The nave roof comprises 3 bays with half bays at the ends, featuring collar-beam trusses with diagonal struts and braces. Simple plastered pointed arches lead to the transepts and chancel. The chancel arch is wider than the chancel itself, suggesting the chancel is later in date. The chancel has a 6-bay collar-beam roof with boarded underside. In its south wall the principals sit above corbels of an earlier roof. A 2-bay north chancel arcade has broadly chamfered 4-centred arches on a thick central pier. The chancel south wall contains a 15th century tomb recess with a moulded 2-centred arch. The altar reredos is wood-panelled with blind cusped arches behind the altar. The transepts and vestry have plaster ceilings with thin ribs. The north transept is separated from the vestry by a wooden screen.
The Perpendicular style font has an octagonal bowl and stem. Its tall late Gothic-style canopy was added after 1935. Plain panelled pews, a polygonal pulpit with pierced quatrefoils, choir stalls with blind-arcaded fronts and a communion rail with iron uprights and wooden handrail are late 19th century.
The church contains numerous wall tablets, the earliest in the chancel and northeast chapel. In the chancel east wall is a marble tablet with apron and pediment with finial, commemorating Mary Rees (died 1757). A simple inscribed slate panel to Elizabeth Thomas (died 1745) is in the south wall. The northeast chapel retains 18th century memorials, including a freestone classical tablet with open pediment and pilasters on consoles in the east wall to Mary Vaughan (died 1751), and a slate inscription panel in the south wall to William and Mary Davies (died 1775 and 1776). The north respond to the north transept arch carries a slate panel to Elizabeth Davies (died 1797). Later memorials date from the 19th or 20th centuries. In the south transept east wall is a marble panel on a polished red-granite background to Richard Jennings (died 1908) by W Davies. The principal monument in the nave south wall is to George Thomas Griffith (died 1862) in Gothic style with flanking panels and arched top, by C Sinclair of London. A brass plaque to Dr David Davies (1777-1841), professor of midwifery at the University of London, was added in the 20th century. In the nave north wall is a brass to Richard Jennings (died 1891) by Frank Smith & Co of London, with a marble tablet to John Jones (died 1879) by W Davies to its right. In the north transept, a memorial erected in 1923 commemorates the Rev Peter Williams (1723-1796), annotator of the Bible, in the form of a marble sarcophagus.

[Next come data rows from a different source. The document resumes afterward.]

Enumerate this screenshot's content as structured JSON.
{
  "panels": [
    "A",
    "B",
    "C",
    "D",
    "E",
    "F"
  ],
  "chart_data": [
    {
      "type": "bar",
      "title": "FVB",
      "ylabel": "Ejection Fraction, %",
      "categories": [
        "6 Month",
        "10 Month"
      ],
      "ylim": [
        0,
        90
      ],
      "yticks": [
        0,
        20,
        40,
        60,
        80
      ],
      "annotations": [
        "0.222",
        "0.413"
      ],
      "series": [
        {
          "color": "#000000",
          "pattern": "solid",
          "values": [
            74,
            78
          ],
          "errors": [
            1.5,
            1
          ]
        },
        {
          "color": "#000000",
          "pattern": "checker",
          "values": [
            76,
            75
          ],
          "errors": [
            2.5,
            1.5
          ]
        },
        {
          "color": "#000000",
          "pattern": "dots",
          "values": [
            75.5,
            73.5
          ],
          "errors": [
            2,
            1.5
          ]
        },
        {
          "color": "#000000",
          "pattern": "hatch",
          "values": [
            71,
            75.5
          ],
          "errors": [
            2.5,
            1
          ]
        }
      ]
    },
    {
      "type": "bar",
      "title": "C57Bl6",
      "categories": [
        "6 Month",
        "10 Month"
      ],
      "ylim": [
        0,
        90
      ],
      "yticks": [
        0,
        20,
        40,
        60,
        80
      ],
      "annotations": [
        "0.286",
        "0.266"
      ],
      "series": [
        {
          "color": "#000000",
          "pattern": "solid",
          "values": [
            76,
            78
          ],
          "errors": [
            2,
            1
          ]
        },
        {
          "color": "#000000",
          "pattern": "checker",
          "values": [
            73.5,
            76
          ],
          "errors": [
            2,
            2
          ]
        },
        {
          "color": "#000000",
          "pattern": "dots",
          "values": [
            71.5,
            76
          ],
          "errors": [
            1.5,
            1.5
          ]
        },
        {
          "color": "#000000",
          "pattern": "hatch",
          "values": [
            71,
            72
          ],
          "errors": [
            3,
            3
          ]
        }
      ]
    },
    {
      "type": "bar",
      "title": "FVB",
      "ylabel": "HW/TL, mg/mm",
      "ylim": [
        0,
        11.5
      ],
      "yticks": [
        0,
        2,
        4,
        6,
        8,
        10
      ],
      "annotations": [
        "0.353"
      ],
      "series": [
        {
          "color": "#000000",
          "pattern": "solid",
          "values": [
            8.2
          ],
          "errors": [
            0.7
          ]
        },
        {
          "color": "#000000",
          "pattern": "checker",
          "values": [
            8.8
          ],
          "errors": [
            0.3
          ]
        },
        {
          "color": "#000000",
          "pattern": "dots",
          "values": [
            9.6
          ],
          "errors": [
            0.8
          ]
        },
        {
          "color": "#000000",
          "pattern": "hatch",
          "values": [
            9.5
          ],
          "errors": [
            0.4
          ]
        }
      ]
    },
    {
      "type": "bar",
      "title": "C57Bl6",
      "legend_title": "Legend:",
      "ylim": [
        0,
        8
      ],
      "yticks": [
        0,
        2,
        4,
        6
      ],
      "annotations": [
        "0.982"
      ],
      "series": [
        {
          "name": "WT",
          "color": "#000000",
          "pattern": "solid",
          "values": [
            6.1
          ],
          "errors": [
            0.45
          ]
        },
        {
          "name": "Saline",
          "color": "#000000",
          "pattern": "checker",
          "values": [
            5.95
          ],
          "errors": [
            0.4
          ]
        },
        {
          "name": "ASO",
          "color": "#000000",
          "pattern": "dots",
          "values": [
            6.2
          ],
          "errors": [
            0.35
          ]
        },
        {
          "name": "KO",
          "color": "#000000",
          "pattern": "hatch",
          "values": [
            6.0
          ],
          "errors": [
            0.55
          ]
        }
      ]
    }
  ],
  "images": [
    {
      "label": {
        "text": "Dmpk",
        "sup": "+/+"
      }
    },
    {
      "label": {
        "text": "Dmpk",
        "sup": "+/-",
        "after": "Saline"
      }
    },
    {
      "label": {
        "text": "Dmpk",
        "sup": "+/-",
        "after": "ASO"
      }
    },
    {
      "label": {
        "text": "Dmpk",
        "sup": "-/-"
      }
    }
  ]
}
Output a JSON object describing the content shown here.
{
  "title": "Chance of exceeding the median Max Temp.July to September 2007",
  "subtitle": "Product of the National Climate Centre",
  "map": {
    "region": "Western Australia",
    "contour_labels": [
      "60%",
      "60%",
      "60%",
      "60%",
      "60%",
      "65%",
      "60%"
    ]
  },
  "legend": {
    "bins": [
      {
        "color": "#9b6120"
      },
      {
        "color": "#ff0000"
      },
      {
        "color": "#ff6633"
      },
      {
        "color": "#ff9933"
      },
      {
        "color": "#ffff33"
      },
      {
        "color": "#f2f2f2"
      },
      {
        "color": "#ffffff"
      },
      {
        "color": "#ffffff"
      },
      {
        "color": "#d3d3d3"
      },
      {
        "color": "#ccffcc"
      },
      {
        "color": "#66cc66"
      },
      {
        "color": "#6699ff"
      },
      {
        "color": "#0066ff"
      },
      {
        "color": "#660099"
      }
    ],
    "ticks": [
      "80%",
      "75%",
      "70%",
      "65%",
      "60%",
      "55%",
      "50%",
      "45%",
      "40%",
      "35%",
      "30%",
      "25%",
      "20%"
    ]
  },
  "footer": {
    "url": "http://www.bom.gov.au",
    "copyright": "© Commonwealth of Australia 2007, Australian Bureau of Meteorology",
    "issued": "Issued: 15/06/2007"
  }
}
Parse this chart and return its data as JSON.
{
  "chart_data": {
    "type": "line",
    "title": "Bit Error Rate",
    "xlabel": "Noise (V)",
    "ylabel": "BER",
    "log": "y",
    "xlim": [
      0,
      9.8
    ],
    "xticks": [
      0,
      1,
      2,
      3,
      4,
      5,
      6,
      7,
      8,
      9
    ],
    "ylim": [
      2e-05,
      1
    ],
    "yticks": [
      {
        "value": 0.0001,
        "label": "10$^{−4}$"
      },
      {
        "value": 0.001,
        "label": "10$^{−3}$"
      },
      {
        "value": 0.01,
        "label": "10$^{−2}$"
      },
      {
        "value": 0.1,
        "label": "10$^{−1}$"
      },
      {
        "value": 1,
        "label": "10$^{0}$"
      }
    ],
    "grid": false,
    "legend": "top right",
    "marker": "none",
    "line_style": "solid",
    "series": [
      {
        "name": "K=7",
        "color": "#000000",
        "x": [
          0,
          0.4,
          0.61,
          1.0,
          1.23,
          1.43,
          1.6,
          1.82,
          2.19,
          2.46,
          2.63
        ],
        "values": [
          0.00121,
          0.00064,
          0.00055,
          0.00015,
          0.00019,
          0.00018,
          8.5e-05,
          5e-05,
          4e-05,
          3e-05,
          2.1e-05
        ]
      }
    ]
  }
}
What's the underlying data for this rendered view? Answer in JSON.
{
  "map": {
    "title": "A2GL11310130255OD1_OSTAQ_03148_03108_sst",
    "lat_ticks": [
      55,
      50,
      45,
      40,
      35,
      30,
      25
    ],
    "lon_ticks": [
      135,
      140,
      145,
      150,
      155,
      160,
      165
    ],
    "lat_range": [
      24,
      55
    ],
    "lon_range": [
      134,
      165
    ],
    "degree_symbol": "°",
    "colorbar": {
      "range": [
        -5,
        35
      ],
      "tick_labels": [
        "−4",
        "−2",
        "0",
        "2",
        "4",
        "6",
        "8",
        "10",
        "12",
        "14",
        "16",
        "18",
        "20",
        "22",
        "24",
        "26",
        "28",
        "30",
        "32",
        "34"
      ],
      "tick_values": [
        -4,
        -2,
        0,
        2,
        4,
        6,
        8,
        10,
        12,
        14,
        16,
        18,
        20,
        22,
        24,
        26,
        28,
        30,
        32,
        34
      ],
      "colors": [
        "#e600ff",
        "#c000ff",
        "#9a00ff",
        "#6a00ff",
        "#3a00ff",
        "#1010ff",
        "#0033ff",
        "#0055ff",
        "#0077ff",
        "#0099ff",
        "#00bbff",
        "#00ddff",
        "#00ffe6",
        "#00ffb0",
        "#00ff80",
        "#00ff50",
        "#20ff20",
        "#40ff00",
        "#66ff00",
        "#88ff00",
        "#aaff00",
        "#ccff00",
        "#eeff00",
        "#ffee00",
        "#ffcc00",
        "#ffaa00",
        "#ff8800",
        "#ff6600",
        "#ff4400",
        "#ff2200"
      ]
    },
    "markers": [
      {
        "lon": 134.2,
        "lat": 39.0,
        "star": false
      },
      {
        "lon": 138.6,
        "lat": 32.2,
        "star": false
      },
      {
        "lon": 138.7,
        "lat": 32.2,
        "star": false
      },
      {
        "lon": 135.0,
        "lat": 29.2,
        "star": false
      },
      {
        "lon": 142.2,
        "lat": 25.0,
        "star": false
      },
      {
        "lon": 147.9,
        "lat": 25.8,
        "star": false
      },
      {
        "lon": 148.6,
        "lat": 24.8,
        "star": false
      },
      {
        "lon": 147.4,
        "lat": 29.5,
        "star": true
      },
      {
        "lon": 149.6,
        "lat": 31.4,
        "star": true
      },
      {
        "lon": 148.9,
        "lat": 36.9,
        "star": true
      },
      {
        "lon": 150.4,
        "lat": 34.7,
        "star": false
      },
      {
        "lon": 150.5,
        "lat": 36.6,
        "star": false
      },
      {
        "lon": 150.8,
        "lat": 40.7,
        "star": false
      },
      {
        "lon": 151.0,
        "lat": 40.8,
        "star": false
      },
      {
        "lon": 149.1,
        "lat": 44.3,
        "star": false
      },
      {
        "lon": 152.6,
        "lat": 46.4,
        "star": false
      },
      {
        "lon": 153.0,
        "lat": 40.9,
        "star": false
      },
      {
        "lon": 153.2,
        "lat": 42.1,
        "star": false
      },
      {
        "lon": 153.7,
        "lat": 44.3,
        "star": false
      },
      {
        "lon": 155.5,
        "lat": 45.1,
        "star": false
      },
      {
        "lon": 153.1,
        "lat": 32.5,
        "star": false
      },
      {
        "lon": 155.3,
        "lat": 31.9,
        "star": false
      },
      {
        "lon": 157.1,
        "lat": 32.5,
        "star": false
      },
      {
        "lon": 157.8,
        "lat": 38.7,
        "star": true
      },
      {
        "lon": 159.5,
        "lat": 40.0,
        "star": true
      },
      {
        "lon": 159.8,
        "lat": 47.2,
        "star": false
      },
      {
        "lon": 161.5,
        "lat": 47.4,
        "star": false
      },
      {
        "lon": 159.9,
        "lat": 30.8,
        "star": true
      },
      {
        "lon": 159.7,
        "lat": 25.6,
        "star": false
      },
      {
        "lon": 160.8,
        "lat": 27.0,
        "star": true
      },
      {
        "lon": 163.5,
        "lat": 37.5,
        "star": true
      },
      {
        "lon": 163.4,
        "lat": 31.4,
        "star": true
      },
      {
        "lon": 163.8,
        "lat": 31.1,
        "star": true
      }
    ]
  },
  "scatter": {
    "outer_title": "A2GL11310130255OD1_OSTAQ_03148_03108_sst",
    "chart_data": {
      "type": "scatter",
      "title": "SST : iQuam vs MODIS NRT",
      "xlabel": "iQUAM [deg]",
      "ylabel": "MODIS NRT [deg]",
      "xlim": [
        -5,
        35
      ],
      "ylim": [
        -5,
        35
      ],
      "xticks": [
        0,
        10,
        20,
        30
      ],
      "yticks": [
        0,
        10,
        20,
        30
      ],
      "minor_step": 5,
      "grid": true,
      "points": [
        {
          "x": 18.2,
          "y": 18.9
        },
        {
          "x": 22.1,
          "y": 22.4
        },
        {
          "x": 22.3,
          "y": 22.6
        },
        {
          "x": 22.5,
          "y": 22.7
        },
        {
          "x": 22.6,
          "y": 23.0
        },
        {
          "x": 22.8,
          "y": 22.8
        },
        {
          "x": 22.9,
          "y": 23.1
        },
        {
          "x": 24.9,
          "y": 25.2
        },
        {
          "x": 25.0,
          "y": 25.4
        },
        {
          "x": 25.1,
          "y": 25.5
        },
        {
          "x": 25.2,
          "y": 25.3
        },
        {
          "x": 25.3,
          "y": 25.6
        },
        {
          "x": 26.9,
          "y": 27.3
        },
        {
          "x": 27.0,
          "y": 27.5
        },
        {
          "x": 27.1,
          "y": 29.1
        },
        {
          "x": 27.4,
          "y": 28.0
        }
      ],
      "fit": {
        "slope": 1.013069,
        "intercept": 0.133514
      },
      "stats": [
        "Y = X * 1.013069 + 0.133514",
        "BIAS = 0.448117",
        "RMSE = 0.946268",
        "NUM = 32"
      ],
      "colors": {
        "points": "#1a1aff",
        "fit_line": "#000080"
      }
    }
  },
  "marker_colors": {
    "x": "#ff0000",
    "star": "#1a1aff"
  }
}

The east window, c1875, displays Faith, Hope and Charity in Pre-Raphaelite style. The chancel south window depicts angels with flaming torches, dating after 1903. In the south aisle east window are small roundels with angels against coloured foliage. The north and south windows of the transepts contain memorial windows to the Lowry family who died in the armed services, in Art-and-Crafts style of c1928, possibly by Henry Dearle. The south window, a 1914-18 war memorial, depicts Saints David, Michael and George. The north window depicts the resurrected Christ meeting two disciples on the road to Emmaus. A related west window of the north transept depicts Saints Stephen and James, commemorating members of the Lowry family killed in the 1939-45 war, by Powell & Sons of Whitefriars, London.